The Negroni: The Ultimate Italian Cocktail
History of the Drink + New Takes on the Classic Negroni 🥃
Do you know this drink?
If I’d have said the word “negroni” a decade ago, I suspect you might have either not known what it was, or maybe thought it was something inappropriate. This classic Italian cocktail has just recently become all the rage in the food world, mixing gin, bitter Campari, and red vermouth into a deeply BITTERsweet stiff drink.
It’s so popular these days that there are a million twists on the original—including my own—but more about that later.
I was served my first Negroni way back in the winter of 1995, when I was living as an architecture student in Rome. The way I remember the drink, we dropped sugar cubes into a champagne flute and then added the three liquors. Or maybe that was something else, for some reason I can’t recall that night well.
What I can say is that my professor, the famous Astra Zarina, taught me how to mix a few drinks and how to pick the best wine and cognac, all skills that have served my professional life better than any architecture she taught me.
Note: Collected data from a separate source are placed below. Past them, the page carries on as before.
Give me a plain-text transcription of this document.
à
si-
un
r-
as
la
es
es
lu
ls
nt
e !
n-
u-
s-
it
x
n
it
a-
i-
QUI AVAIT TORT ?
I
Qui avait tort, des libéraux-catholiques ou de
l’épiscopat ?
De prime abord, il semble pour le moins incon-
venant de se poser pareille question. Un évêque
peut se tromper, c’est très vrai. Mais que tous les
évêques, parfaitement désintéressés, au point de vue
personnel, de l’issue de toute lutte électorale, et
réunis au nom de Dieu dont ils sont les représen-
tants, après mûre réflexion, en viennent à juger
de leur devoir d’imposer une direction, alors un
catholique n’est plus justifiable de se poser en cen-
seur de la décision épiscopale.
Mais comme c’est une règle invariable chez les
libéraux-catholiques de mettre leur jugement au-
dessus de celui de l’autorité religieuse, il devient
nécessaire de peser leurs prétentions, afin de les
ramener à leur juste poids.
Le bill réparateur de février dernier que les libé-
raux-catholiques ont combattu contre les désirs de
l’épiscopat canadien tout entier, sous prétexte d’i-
I remember this drink though, because it was the one thing I just couldn’t develop a taste for. That kind of left me feeling like the uncouth bumpkin when all of my far-cooler classmates would sit in the Campo dei Fiori and sip them like they were Anita Ekberg or Audrey Hepburn. This drink was just too bitter for my 21 year-old self. Now, Aperol Spritz, bring that on! It tastes like Kool-Aid!
The funny thing about getting older is that your tastes change so much as you age. Things that never appealed to me, like marzipan, are now my favorites. Dark chocolate was gross when I was a kid, I’d spit it out. But now, I really don’t care for sweets as much as I used to and I loathe milk chocolate. I don’t know why that is, but I think you might feel the same. This same principle applies to drinks. I used to love the neon orange Aperol spritz, which is more on the sweet than bitter side.
But now, I don’t know if it’s age, or that life has been pretty rough these past few years, but I much prefer a strong and bitter drink. I call it the “Depressed Heiress” or perhaps “The Tired Tour Guide.”